My aversion to the clinical rules of modernism led me to embrace this elusive approach. In one sense it’s the antithesis of the conventional approach which seeks to master the object, to impose the artist’s vision from above, to attempt to realize an idea by bending the metal to your will. That approach leaves little room for accident, non-precision, and intuitive action. Wabi-sabi teaches you to embrace what you fear.
Every craftsman knows their limits: the imperfections stare back from the finished piece. In one sense, all things are incomplete, in a never-ending state of becoming or dissolving. Often we designate stages as “finished” or “complete”. The notion of completion has no basis in wabi-sabi.
Rather than polishing a piece until it shines, wabi-sabi teaches you that all objects will decay and tarnish, metal will rust, silver will lose its sheen. Objects record their natural decay from sun, rain, wind, heat, and cold, through staining, warping, shrinking, cracking, and shrivelling. In addition, the history of their use and abuse is recorded in nicks, chips, bruises, scars, dents, and peeling.
Wabi-sabi objects can appear coarse and unrefined, and, on first glance, their craftsmanship may be near-impossible to discern. Indeed, they are supposed to appear coarse and unrefined. Instead of fighting nature’s decay, wabi-sabi embraces it and elevates it to an art-form of unconventional, modest, humble, imperfect, tragic, raw beauty.
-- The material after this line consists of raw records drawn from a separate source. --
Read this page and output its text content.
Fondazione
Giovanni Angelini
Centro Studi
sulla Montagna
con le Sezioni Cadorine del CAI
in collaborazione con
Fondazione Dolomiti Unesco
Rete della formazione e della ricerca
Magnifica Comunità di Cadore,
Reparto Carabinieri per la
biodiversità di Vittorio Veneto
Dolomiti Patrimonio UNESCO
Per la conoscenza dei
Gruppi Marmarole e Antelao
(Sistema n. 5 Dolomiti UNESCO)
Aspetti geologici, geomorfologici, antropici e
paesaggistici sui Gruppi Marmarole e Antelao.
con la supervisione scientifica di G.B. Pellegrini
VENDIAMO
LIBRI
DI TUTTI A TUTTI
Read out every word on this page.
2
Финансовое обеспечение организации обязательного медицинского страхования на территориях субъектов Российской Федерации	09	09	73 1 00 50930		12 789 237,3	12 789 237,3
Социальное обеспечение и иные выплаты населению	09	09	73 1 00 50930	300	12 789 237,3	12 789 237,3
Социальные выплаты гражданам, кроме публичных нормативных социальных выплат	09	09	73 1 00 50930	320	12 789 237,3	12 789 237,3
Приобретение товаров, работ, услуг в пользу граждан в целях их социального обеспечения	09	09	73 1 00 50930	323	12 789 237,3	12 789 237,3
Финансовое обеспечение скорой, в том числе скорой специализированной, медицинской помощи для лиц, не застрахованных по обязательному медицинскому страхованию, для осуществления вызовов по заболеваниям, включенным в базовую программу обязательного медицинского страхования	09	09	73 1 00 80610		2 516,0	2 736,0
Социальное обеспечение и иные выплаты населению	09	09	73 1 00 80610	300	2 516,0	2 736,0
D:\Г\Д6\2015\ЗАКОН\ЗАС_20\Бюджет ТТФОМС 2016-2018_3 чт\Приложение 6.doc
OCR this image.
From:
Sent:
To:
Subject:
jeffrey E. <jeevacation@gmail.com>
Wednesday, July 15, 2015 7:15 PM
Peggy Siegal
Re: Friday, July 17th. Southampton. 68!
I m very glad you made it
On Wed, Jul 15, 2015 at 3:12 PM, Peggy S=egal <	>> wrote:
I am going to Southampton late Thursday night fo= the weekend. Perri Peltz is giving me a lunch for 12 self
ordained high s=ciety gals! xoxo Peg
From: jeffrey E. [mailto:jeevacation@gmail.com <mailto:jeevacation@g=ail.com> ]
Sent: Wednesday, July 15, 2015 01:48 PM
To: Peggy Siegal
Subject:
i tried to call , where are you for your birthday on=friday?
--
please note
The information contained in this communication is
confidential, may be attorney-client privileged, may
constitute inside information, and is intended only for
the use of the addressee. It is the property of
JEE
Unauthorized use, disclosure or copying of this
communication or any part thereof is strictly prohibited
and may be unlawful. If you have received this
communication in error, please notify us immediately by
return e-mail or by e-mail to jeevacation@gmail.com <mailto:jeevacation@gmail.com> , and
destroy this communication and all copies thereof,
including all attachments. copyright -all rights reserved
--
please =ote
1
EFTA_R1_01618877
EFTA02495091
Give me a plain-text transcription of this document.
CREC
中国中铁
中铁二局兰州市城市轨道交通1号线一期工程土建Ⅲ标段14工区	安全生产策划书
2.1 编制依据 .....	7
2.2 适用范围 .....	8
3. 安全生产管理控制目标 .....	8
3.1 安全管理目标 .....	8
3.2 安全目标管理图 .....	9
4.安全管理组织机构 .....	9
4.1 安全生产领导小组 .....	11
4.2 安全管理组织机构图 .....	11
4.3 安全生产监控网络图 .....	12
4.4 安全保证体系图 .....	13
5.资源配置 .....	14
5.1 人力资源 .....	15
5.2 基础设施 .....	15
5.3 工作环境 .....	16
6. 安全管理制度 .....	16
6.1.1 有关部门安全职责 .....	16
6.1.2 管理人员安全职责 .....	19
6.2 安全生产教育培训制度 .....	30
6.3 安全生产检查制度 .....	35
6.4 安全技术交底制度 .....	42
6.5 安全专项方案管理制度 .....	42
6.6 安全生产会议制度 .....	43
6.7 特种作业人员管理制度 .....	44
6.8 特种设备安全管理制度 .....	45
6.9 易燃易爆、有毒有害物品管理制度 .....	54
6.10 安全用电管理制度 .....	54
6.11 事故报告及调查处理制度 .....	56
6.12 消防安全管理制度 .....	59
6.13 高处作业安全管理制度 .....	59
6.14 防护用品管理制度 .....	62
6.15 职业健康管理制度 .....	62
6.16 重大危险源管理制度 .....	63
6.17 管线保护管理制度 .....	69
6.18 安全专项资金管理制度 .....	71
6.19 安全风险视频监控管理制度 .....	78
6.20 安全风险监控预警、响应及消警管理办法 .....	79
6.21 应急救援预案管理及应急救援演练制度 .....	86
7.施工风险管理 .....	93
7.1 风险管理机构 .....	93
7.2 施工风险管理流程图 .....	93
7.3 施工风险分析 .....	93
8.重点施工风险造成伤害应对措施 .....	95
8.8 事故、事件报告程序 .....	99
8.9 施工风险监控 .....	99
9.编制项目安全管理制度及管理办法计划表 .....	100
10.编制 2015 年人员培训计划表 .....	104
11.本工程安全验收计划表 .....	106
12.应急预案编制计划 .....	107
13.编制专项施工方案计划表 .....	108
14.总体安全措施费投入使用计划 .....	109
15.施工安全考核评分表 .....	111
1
Everything falls apart. Everything fades into non-existence eventually. Through the prism of wabi-sabi, I’m trying to capture the moment of decay—freeze-framing the metal just at the point where the rust is beautiful rather than repulsive. I take the clean, pure silver, and I age it, oxidize it, rust it, and beat it to within an inch of its life. Each chip or crack is another invented story, an imagined history, a past-life for the object that never was.